Another thing I don’t consider fair about this tax system is the minimum poverty rate. They really can’t say that $20,000 is the poverty rate throughout the whole country. In expensive counties like San Mateo and San Francisco a couple usually needs more than $20,000 a year just for the necessities. The average rent for a 1 bedroom is around $1000 to $1500 in these counties. If they really wanted to be fair they would adjust the poverty rate for each region. It shouldn’t be so hard because they already have a cost of living system in place for the military where soldiers get different in different parts of the country and world. The same system could be used to adjust the minimum poverty rate in each region.

This tax is also a huge boon to the bottom lines of corporations because the high corporate taxes are eliminated. The FairTax proponents argue that this is a stimulant to the economy because corporations would be able to hire more people and produce more with the income they have. Also, they argue that prices will come down because corporations will no longer have to pay their employees’ social security and medicare taxes so corporations can create cheaper products. Most of this sounds good, but I imagine it would be harder for small businesses to start because there will probably be legal barriers. Also, big corporations probably will not lower their prices just because their costs are lower. The whole point of capitalism is to make as much money as possible. If a consumer is willing to pay $100 for something, a corporation would not mark it down to $50 just because their manufacturing process suddenly became more efficient and they can produce twice as much. A smart corporation would continue to charge $100.

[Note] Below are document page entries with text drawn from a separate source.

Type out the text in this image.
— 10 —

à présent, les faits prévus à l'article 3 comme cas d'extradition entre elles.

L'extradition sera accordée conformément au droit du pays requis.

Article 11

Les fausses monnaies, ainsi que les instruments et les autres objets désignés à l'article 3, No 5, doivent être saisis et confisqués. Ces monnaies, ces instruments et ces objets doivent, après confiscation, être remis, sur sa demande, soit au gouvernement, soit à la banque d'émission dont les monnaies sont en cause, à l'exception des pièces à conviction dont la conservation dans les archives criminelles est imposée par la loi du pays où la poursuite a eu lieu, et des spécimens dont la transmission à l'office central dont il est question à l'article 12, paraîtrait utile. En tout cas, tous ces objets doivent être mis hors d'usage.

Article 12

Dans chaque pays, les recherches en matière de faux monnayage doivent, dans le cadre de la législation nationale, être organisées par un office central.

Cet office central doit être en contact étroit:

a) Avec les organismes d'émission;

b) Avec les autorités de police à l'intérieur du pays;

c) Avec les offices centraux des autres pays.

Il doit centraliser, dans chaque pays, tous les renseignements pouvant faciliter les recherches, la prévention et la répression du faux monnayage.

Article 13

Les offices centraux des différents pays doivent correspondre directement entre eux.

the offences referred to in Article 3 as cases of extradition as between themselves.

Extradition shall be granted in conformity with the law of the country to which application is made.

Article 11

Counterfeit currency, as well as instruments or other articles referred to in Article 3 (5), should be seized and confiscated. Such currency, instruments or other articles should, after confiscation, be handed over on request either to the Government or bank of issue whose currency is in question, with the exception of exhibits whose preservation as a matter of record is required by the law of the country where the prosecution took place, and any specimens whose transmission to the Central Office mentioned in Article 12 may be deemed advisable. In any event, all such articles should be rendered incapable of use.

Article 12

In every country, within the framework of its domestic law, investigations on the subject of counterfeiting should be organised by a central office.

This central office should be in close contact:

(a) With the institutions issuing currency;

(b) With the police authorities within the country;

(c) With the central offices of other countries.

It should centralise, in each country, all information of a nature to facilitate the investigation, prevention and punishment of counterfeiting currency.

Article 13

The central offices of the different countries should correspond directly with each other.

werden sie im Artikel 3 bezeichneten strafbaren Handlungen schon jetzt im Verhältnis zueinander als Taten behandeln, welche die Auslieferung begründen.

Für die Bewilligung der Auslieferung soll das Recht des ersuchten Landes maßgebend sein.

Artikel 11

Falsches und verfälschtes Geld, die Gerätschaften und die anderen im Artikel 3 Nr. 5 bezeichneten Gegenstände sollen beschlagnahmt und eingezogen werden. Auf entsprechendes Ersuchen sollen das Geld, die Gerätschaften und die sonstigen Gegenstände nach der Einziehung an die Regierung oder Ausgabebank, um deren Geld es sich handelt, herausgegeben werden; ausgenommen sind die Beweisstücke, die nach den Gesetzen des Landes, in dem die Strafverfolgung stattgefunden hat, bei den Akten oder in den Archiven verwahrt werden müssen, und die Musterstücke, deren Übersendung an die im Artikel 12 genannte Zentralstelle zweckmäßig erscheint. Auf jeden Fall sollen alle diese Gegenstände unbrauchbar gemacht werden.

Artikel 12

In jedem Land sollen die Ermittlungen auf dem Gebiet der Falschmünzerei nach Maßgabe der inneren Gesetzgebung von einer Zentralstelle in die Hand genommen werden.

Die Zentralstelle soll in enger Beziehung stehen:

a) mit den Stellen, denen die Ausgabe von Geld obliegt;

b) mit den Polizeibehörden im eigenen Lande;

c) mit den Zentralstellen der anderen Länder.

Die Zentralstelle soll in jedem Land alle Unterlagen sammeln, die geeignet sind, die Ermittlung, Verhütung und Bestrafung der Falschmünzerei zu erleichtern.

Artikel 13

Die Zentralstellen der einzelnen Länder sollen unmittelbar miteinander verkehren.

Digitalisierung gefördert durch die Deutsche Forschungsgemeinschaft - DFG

Anyway, this is an issue to watch for in the 2008 elections. FairTax.org has a list of presidential candidates who have stated in public Personally, I am wary of this proposal and I agree with what Giuliani and McCain said. This is a new system that will take a lot of effort to implement and get used to. It also needs to be fleshed out further and looked at more carefully by more people. I doubt that it will be passed in the near future because there is just too much logistics involved. I am glad that people want to change America’s crazily convoluted tax system, but I am afraid that there is really no system that can be simple and equitable to everyone. I think the FairTax is definitely an interesting idea, but it probably won’t get enough support to be passed into law in the state it is in now. Additionally, all 50 state governments will have to agree to it and implement it, and that may be more difficult than just getting it passed in the Congress.